Has the government ever conducted a mass-confiscation of guns in Tennessee?
You might be surprised to learn that the answer is yes. But what might surprise you even more is that the government responsible for this mass-confiscation was not the United States government at all.
As it turns out, President Jeff Davis, in a manner of speaking, was the one “coming after their guns” in Tennessee at the beginning of the Civil War.
During the American Civil War, most of southern Wayne County and parts of southwestern Lawrence County formed a hive of Unionist sympathy.

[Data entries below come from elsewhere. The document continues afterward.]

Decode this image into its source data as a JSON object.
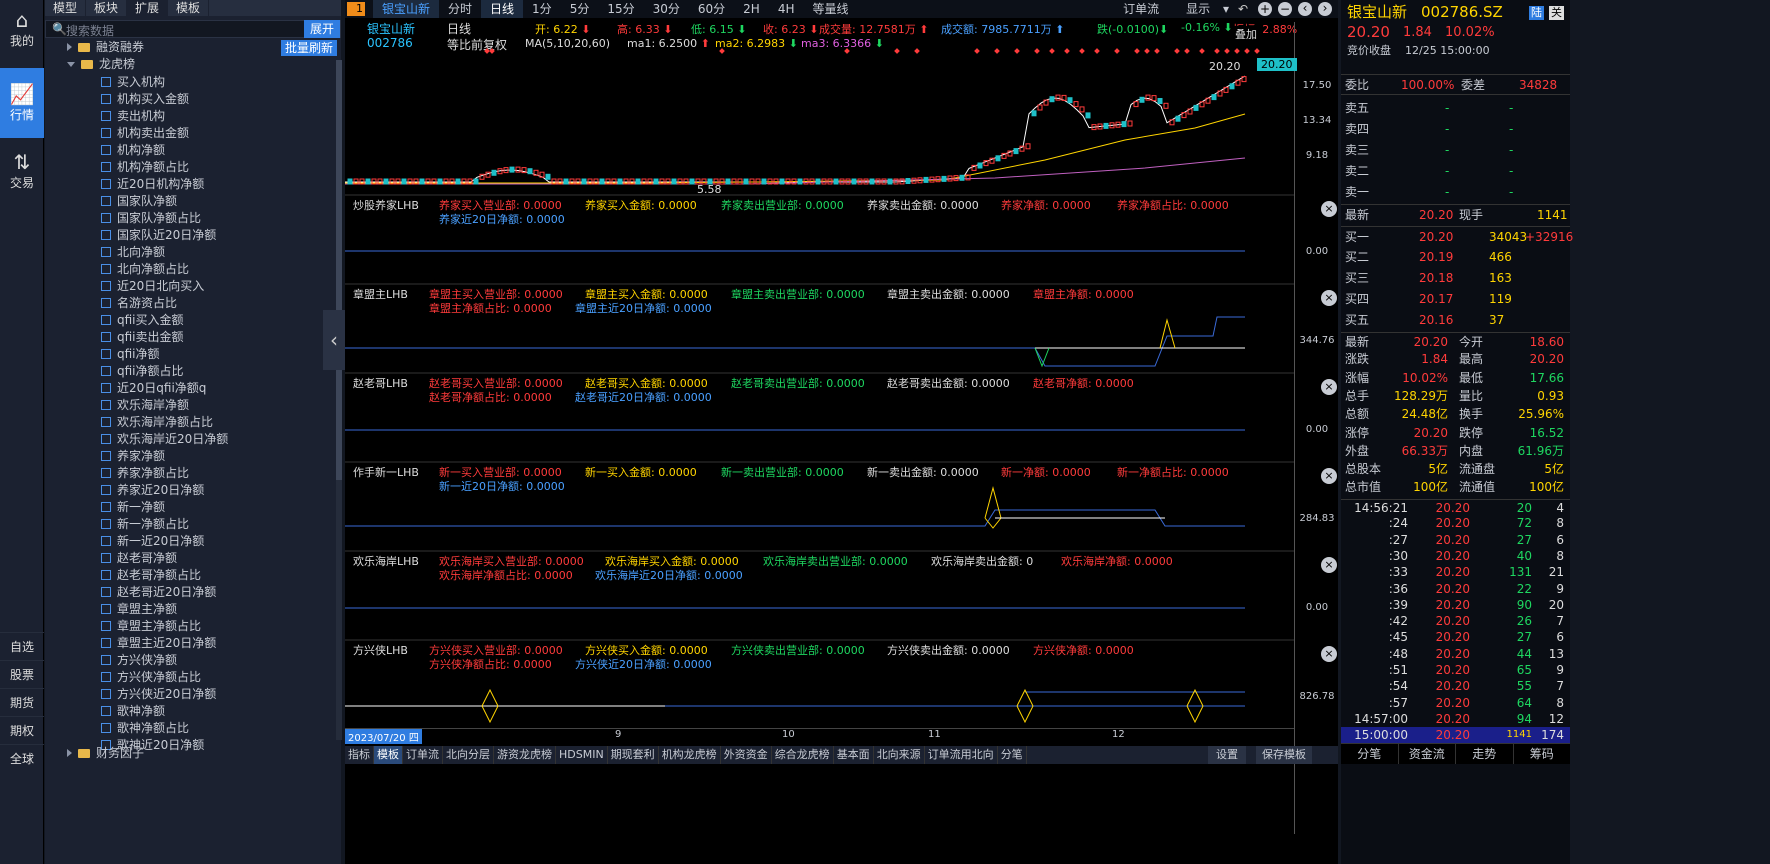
{
  "nav_rail": {
    "top": [
      {
        "label": "我的",
        "icon": "home-icon"
      },
      {
        "label": "行情",
        "icon": "chart-line-icon"
      },
      {
        "label": "交易",
        "icon": "swap-arrows-icon"
      }
    ],
    "bottom": [
      "自选",
      "股票",
      "期货",
      "期权",
      "全球"
    ]
  },
  "tree": {
    "tabs": [
      "模型",
      "板块",
      "扩展",
      "模板"
    ],
    "search_placeholder": "搜索数据",
    "expand_btn": "展开",
    "batch_refresh": "批量刷新",
    "folders": [
      {
        "label": "融资融券",
        "expanded": false
      },
      {
        "label": "龙虎榜",
        "expanded": true
      }
    ],
    "items": [
      "买入机构",
      "机构买入金额",
      "卖出机构",
      "机构卖出金额",
      "机构净额",
      "机构净额占比",
      "近20日机构净额",
      "国家队净额",
      "国家队净额占比",
      "国家队近20日净额",
      "北向净额",
      "北向净额占比",
      "近20日北向买入",
      "名游资占比",
      "qfii买入金额",
      "qfii卖出金额",
      "qfii净额",
      "qfii净额占比",
      "近20日qfii净额q",
      "欢乐海岸净额",
      "欢乐海岸净额占比",
      "欢乐海岸近20日净额",
      "养家净额",
      "养家净额占比",
      "养家近20日净额",
      "新一净额",
      "新一净额占比",
      "新一近20日净额",
      "赵老哥净额",
      "赵老哥净额占比",
      "赵老哥近20日净额",
      "章盟主净额",
      "章盟主净额占比",
      "章盟主近20日净额",
      "方兴侠净额",
      "方兴侠净额占比",
      "方兴侠近20日净额",
      "歌神净额",
      "歌神净额占比",
      "歌神近20日净额"
    ],
    "last_folder": "财务因子"
  },
  "chart_tabs": {
    "badge": "1",
    "symbol": "银宝山新",
    "periods": [
      "分时",
      "日线",
      "1分",
      "5分",
      "15分",
      "30分",
      "60分",
      "2H",
      "4H",
      "等量线"
    ],
    "active_period": "日线",
    "right": [
      "订单流",
      "显示"
    ]
  },
  "header": {
    "name": "银宝山新",
    "code": "002786",
    "period": "日线",
    "adjust": "等比前复权",
    "open": "开: 6.22",
    "high": "高: 6.33",
    "low": "低: 6.15",
    "close": "收: 6.23",
    "volume": "成交量: 12.7581万",
    "amount": "成交额: 7985.7711万",
    "change": "跌(-0.0100)",
    "pct": "-0.16%",
    "amp": "振幅: 2.88%",
    "overlay": "叠加",
    "ma_title": "MA(5,10,20,60)",
    "ma1": "ma1: 6.2500",
    "ma2": "ma2: 6.2983",
    "ma3": "ma3: 6.3366",
    "price_tag": "20.20",
    "price_hi": "20.20",
    "price_lo": "5.58"
  },
  "axis": {
    "main": [
      "17.50",
      "13.34",
      "9.18"
    ],
    "p1": "0.00",
    "p2": "344.76",
    "p3": "0.00",
    "p4": "284.83",
    "p5": "0.00",
    "p6": "826.78"
  },
  "x_labels": [
    "2023/07/20 四",
    "9",
    "10",
    "11",
    "12"
  ],
  "panels": [
    {
      "title": "炒股养家LHB",
      "row1": [
        "养家买入营业部: 0.0000",
        "养家买入金额: 0.0000",
        "养家卖出营业部: 0.0000",
        "养家卖出金额: 0.0000",
        "养家净额: 0.0000",
        "养家净额占比: 0.0000"
      ],
      "row2": [
        "养家近20日净额: 0.0000"
      ]
    },
    {
      "title": "章盟主LHB",
      "row1": [
        "章盟主买入营业部: 0.0000",
        "章盟主买入金额: 0.0000",
        "章盟主卖出营业部: 0.0000",
        "章盟主卖出金额: 0.0000",
        "章盟主净额: 0.0000"
      ],
      "row2": [
        "章盟主净额占比: 0.0000",
        "章盟主近20日净额: 0.0000"
      ]
    },
    {
      "title": "赵老哥LHB",
      "row1": [
        "赵老哥买入营业部: 0.0000",
        "赵老哥买入金额: 0.0000",
        "赵老哥卖出营业部: 0.0000",
        "赵老哥卖出金额: 0.0000",
        "赵老哥净额: 0.0000"
      ],
      "row2": [
        "赵老哥净额占比: 0.0000",
        "赵老哥近20日净额: 0.0000"
      ]
    },
    {
      "title": "作手新一LHB",
      "row1": [
        "新一买入营业部: 0.0000",
        "新一买入金额: 0.0000",
        "新一卖出营业部: 0.0000",
        "新一卖出金额: 0.0000",
        "新一净额: 0.0000",
        "新一净额占比: 0.0000"
      ],
      "row2": [
        "新一近20日净额: 0.0000"
      ]
    },
    {
      "title": "欢乐海岸LHB",
      "row1": [
        "欢乐海岸买入营业部: 0.0000",
        "欢乐海岸买入金额: 0.0000",
        "欢乐海岸卖出营业部: 0.0000",
        "欢乐海岸卖出金额: 0",
        "欢乐海岸净额: 0.0000"
      ],
      "row2": [
        "欢乐海岸净额占比: 0.0000",
        "欢乐海岸近20日净额: 0.0000"
      ]
    },
    {
      "title": "方兴侠LHB",
      "row1": [
        "方兴侠买入营业部: 0.0000",
        "方兴侠买入金额: 0.0000",
        "方兴侠卖出营业部: 0.0000",
        "方兴侠卖出金额: 0.0000",
        "方兴侠净额: 0.0000"
      ],
      "row2": [
        "方兴侠净额占比: 0.0000",
        "方兴侠近20日净额: 0.0000"
      ]
    }
  ],
  "bottom_tabs": [
    "指标",
    "模板",
    "订单流",
    "北向分层",
    "游资龙虎榜",
    "HDSMIN",
    "期现套利",
    "机构龙虎榜",
    "外资资金",
    "综合龙虎榜",
    "基本面",
    "北向来源",
    "订单流用北向",
    "分笔"
  ],
  "bottom_right": [
    "设置",
    "保存模板"
  ],
  "quote": {
    "name": "银宝山新",
    "code": "002786.SZ",
    "badge1": "陆",
    "badge2": "关",
    "price": "20.20",
    "chg": "1.84",
    "pct": "10.02%",
    "auction": "竞价收盘",
    "auction_time": "12/25  15:00:00",
    "wb_label": "委比",
    "wb": "100.00%",
    "wc_label": "委差",
    "wc": "34828",
    "sells": [
      [
        "卖五",
        "-",
        "-"
      ],
      [
        "卖四",
        "-",
        "-"
      ],
      [
        "卖三",
        "-",
        "-"
      ],
      [
        "卖二",
        "-",
        "-"
      ],
      [
        "卖一",
        "-",
        "-"
      ]
    ],
    "latest_label": "最新",
    "latest": "20.20",
    "hand_label": "现手",
    "hand": "1141",
    "buys": [
      [
        "买一",
        "20.20",
        "34043",
        "+32916"
      ],
      [
        "买二",
        "20.19",
        "466",
        ""
      ],
      [
        "买三",
        "20.18",
        "163",
        ""
      ],
      [
        "买四",
        "20.17",
        "119",
        ""
      ],
      [
        "买五",
        "20.16",
        "37",
        ""
      ]
    ],
    "stats": [
      [
        "最新",
        "20.20",
        "今开",
        "18.60"
      ],
      [
        "涨跌",
        "1.84",
        "最高",
        "20.20"
      ],
      [
        "涨幅",
        "10.02%",
        "最低",
        "17.66"
      ],
      [
        "总手",
        "128.29万",
        "量比",
        "0.93"
      ],
      [
        "总额",
        "24.48亿",
        "换手",
        "25.96%"
      ],
      [
        "涨停",
        "20.20",
        "跌停",
        "16.52"
      ],
      [
        "外盘",
        "66.33万",
        "内盘",
        "61.96万"
      ],
      [
        "总股本",
        "5亿",
        "流通盘",
        "5亿"
      ],
      [
        "总市值",
        "100亿",
        "流通值",
        "100亿"
      ]
    ],
    "ticks": [
      [
        "14:56:21",
        "20.20",
        "20",
        "4"
      ],
      [
        ":24",
        "20.20",
        "72",
        "8"
      ],
      [
        ":27",
        "20.20",
        "27",
        "6"
      ],
      [
        ":30",
        "20.20",
        "40",
        "8"
      ],
      [
        ":33",
        "20.20",
        "131",
        "21"
      ],
      [
        ":36",
        "20.20",
        "22",
        "9"
      ],
      [
        ":39",
        "20.20",
        "90",
        "20"
      ],
      [
        ":42",
        "20.20",
        "26",
        "7"
      ],
      [
        ":45",
        "20.20",
        "27",
        "6"
      ],
      [
        ":48",
        "20.20",
        "44",
        "13"
      ],
      [
        ":51",
        "20.20",
        "65",
        "9"
      ],
      [
        ":54",
        "20.20",
        "55",
        "7"
      ],
      [
        ":57",
        "20.20",
        "64",
        "8"
      ],
      [
        "14:57:00",
        "20.20",
        "94",
        "12"
      ],
      [
        "15:00:00",
        "20.20",
        "1141",
        "174"
      ]
    ],
    "tabs": [
      "分笔",
      "资金流",
      "走势",
      "筹码"
    ]
  },
  "colors": {
    "up": "#ff3b3b",
    "down": "#1ed760",
    "accent": "#2f7de1",
    "gold": "#ffd400"
  }
}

Indeed, Wayne County harbored so many pro-Union men that a majority of the voters there voted to remain in the Union when Tennessee seceded in the spring of 1861, and hundreds of Wayne County men joined the Union army when the war began.
Why such an enclave of southern-born Union sympathizers existed in that area at that time is not an easy question to answer. It stems from a complex web of reasons including terrain, wealth, proximity to the Tennessee River, family allegiances, and even religious affiliation.

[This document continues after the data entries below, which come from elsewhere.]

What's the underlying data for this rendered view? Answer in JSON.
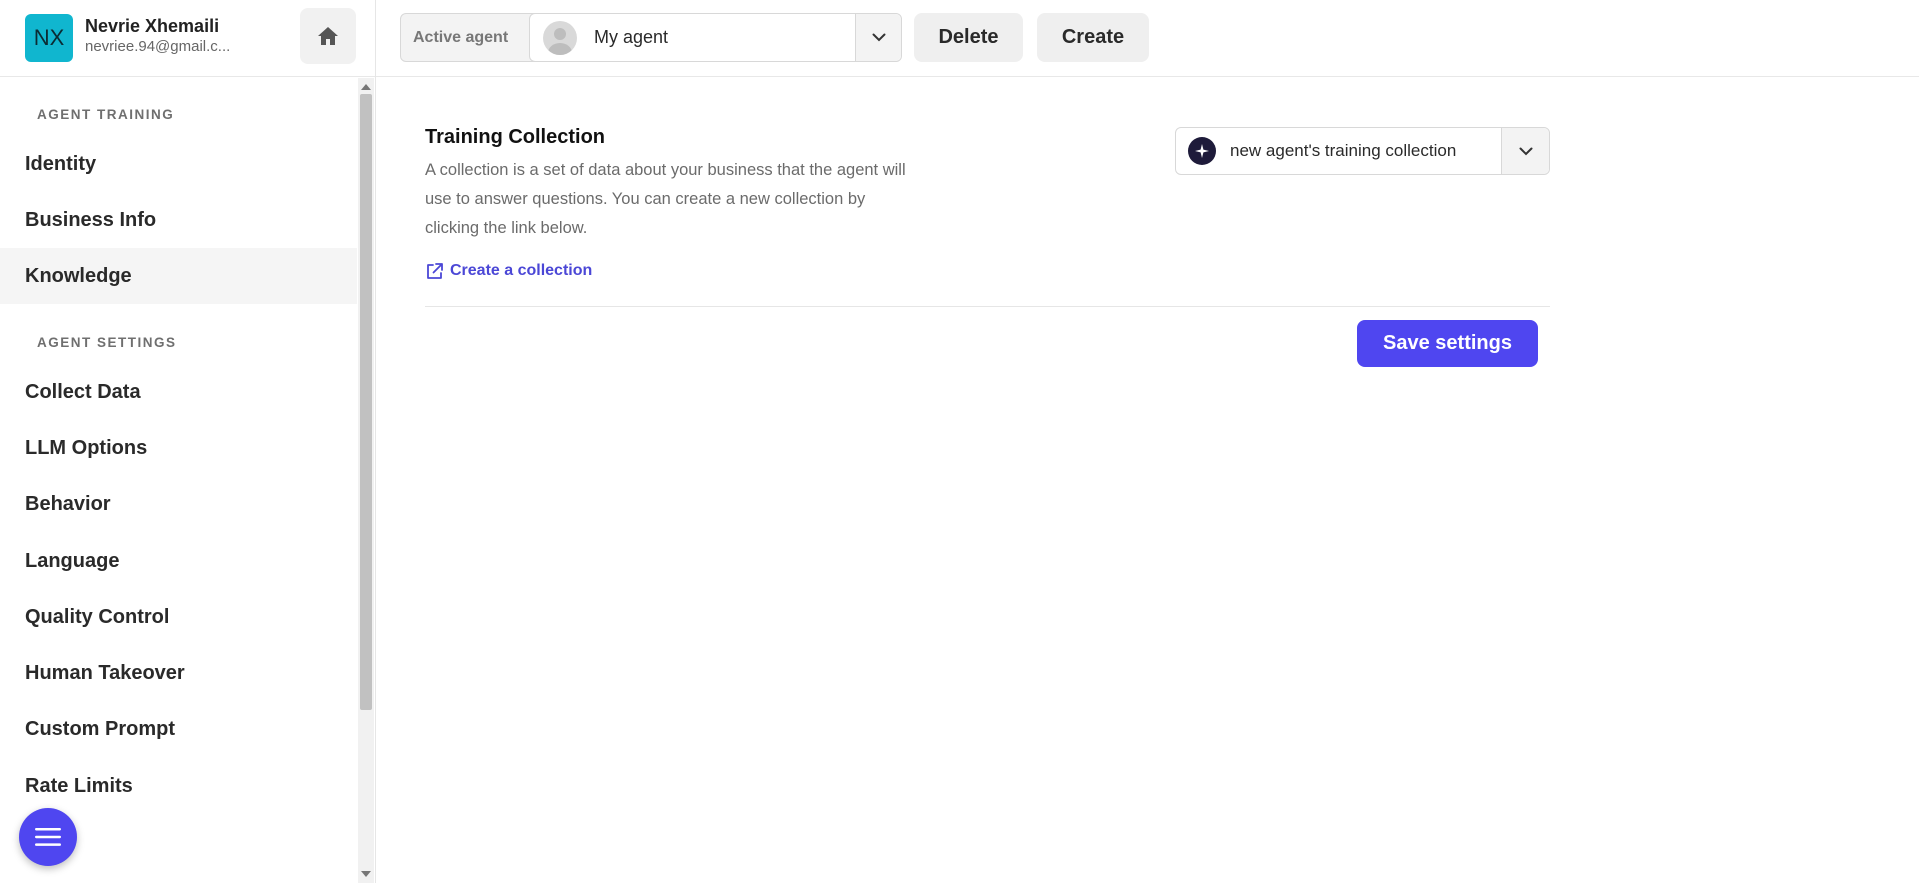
{
  "user": {
    "initials": "NX",
    "name": "Nevrie Xhemaili",
    "email": "nevriee.94@gmail.c..."
  },
  "sidebar": {
    "sections": [
      {
        "label": "AGENT TRAINING",
        "items": [
          "Identity",
          "Business Info",
          "Knowledge"
        ]
      },
      {
        "label": "AGENT SETTINGS",
        "items": [
          "Collect Data",
          "LLM Options",
          "Behavior",
          "Language",
          "Quality Control",
          "Human Takeover",
          "Custom Prompt",
          "Rate Limits"
        ]
      }
    ],
    "active_item": "Knowledge"
  },
  "topbar": {
    "active_agent_label": "Active agent",
    "agent_name": "My agent",
    "delete_label": "Delete",
    "create_label": "Create"
  },
  "main": {
    "title": "Training Collection",
    "description": "A collection is a set of data about your business that the agent will use to answer questions. You can create a new collection by clicking the link below.",
    "create_link": "Create a collection",
    "selected_collection": "new agent's training collection",
    "save_label": "Save settings"
  },
  "colors": {
    "accent": "#4f46f0",
    "avatar_bg": "#10b6cf",
    "link": "#4b47d6"
  },
  "icons": {
    "home": "home-icon",
    "chevron": "chevron-down-icon",
    "external_link": "external-link-icon",
    "sparkle": "sparkle-icon",
    "menu": "menu-icon"
  }
}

In the fall of 1861, the Tennessee General Assembly passed legislation entitled “An Act to Establish an Ordnance Bureau and For Other Purposes,” Section 18 of which required all citizens of the state to surrender their firearms to the captain of the local militia company for use of the Confederate war effort. An independent board of three local men was set up to determine the value of each firearm, and each gun owner was then supposed to be given a receipt for that value and paid by the state. If anyone were caught with a firearm that had not been turned over for confiscation, they could be fined between $25 and $50.
Confederate authorities began this confiscation process soon after the bill was passed. Thomas J. Cypert, a prolific Wayne County Unionist and later a celebrated Civil War hero, wrote of this confiscation in his book “Tried Men and True, or Union Life in Dixie.”

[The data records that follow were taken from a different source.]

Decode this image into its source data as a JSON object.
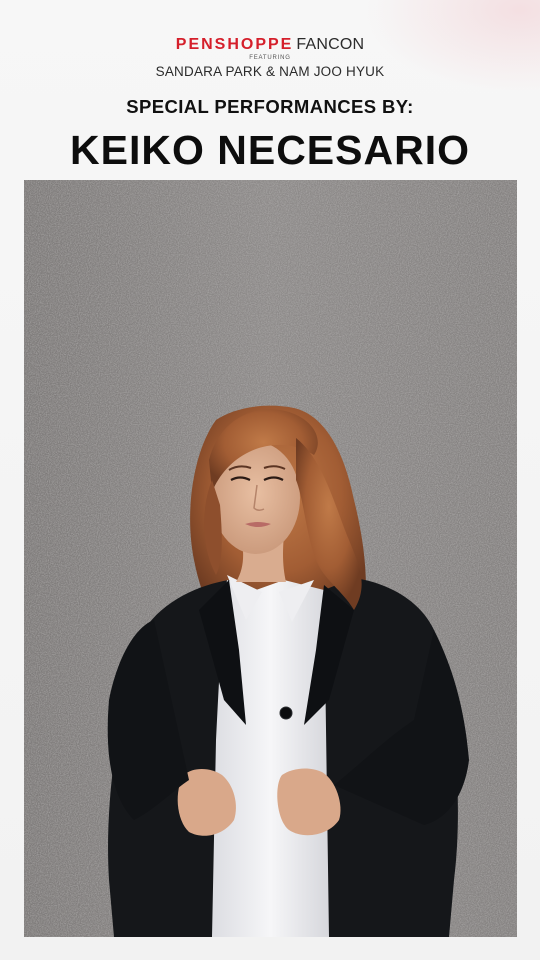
{
  "poster": {
    "brand": "PENSHOPPE",
    "brand_suffix": "FANCON",
    "featuring": "FEATURING",
    "artists": "SANDARA PARK & NAM JOO HYUK",
    "subtitle": "SPECIAL PERFORMANCES BY:",
    "performer": "KEIKO NECESARIO"
  },
  "colors": {
    "brand_red": "#d51f2b",
    "text_dark": "#111111",
    "wall_gray": "#8a8786",
    "blazer_black": "#15171a",
    "shirt_white": "#f2f2f4",
    "hair_auburn": "#a8643a"
  },
  "photo": {
    "subject": "portrait-of-performer"
  }
}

According to Cypert, “In my own county, we [the Unionists] at first determined to resist [the confiscation of arms], but our old men advised us against resistance, saying that such a course would bring immediate destruction on ourselves, our families, and the country. The result was that very soon the Confederates had possession of all the arms in our county of any value, and had them locked up in a room at Waynesboro, the county seat of Wayne.”
The confiscation of their arms seemed to particularly infuriate local Unionists, and it can be argued that such drastic measures by the state government helped to turn a great many moderate Unionists into Union soldiers, as it did Cypert.